A discussão sobre propriedade digital no universo dos games voltou com força total. Embora muitos jogadores associem a compra de um título ao direito de posse vitalício, a realidade jurídica é bem diferente — e, às vezes, chocante. Cláusulas obscuras embutidas nos contratos de licença têm gerado indignação, principalmente diante da possibilidade de que usuários sejam legalmente obrigados a deletar ou até destruir seus jogos após o encerramento do contrato.
Licenças frágeis, direitos frágeis
O estopim recente vem do Contrato de Licença de Usuário Final (EULA) da Ubisoft. Entre as cláusulas polêmicas, uma se destaca: caso o contrato seja encerrado — por qualquer das partes, a qualquer momento —, o jogador deve desinstalar o jogo imediatamente e apagar todas as cópias que possuir.
A redação, embora alarmante, não é exclusiva da Ubisoft. Várias outras empresas adotam termos semelhantes, incluindo Quantic Dream, Frogwares, Bethesda, Sega e Capcom. Esta última, por exemplo, afirma que, ao romper o contrato, o jogador deve apagar ou destruir o jogo e quaisquer versões derivadas.
“Stop Killing Games”: uma reação global
Criada por Ross Scott, a campanha Stop Killing Games (Parem de Matar Jogos) vem ganhando força desde abril de 2024. O movimento denuncia como essas práticas acabam minando os direitos do consumidor, especialmente quando títulos se tornam injogáveis após a desativação de servidores. Para Scott e seus apoiadores, estamos diante de um cenário onde a “compra” de um jogo, na prática, é apenas um aluguel disfarçado — sujeito a revogação a qualquer momento.
A Ubisoft tornou-se um dos alvos centrais da campanha, principalmente após encerrar os servidores de The Crew, tornando o jogo inacessível até para quem o havia adquirido legalmente. No entanto, o problema é muito mais amplo e sistêmico, segundo a iniciativa.
Obsolescência planejada?
No centro da crítica está a noção de que esses contratos e desligamentos fazem parte de uma obsolescência planejada digital, na qual produtos são deliberadamente limitados em sua vida útil. A Stop Killing Games defende a criação de regulamentações europeias que obriguem as empresas a manter os jogos funcionais mesmo após o fim do suporte oficial.
Segundo o movimento, muitos títulos são comercializados como se fossem bens permanentes — mas projetados para se tornarem inutilizáveis.

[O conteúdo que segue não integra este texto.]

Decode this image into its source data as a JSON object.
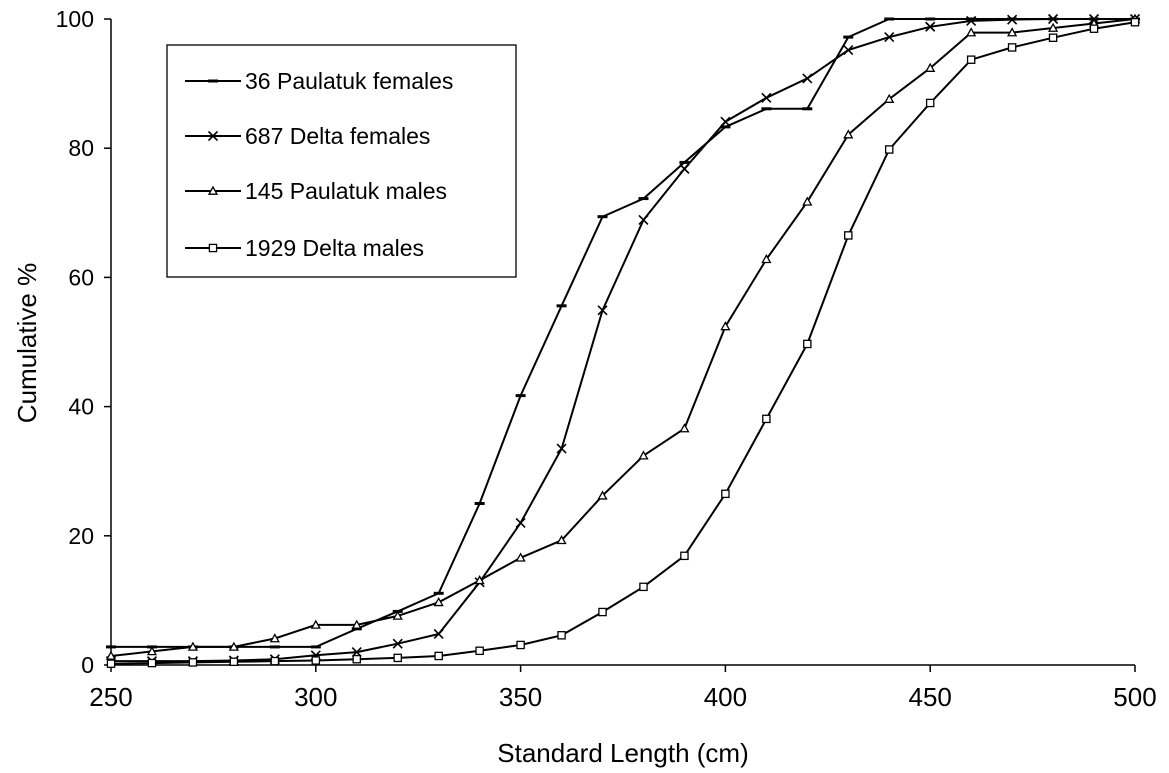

A iniciativa também investiga se as empresas realmente possuem respaldo legal para exigir a destruição de cópias já adquiridas pelos jogadores.
Mais de 1,2 milhão de pessoas já assinaram a petição da Stop Killing Games, pressionando autoridades e desenvolvedoras por um futuro onde os games — e os direitos de quem os compra — não sejam simplesmente descartados ao sabor do mercado.
A polêmica escancara um problema estrutural da indústria: jogos que os consumidores acreditam possuir podem desaparecer da noite para o dia. A iniciativa Stop Killing Games simboliza um apelo crescente por transparência, preservação digital e respeito ao consumidor. No fim das contas, a luta é por um direito simples — continuar jogando o que já foi comprado.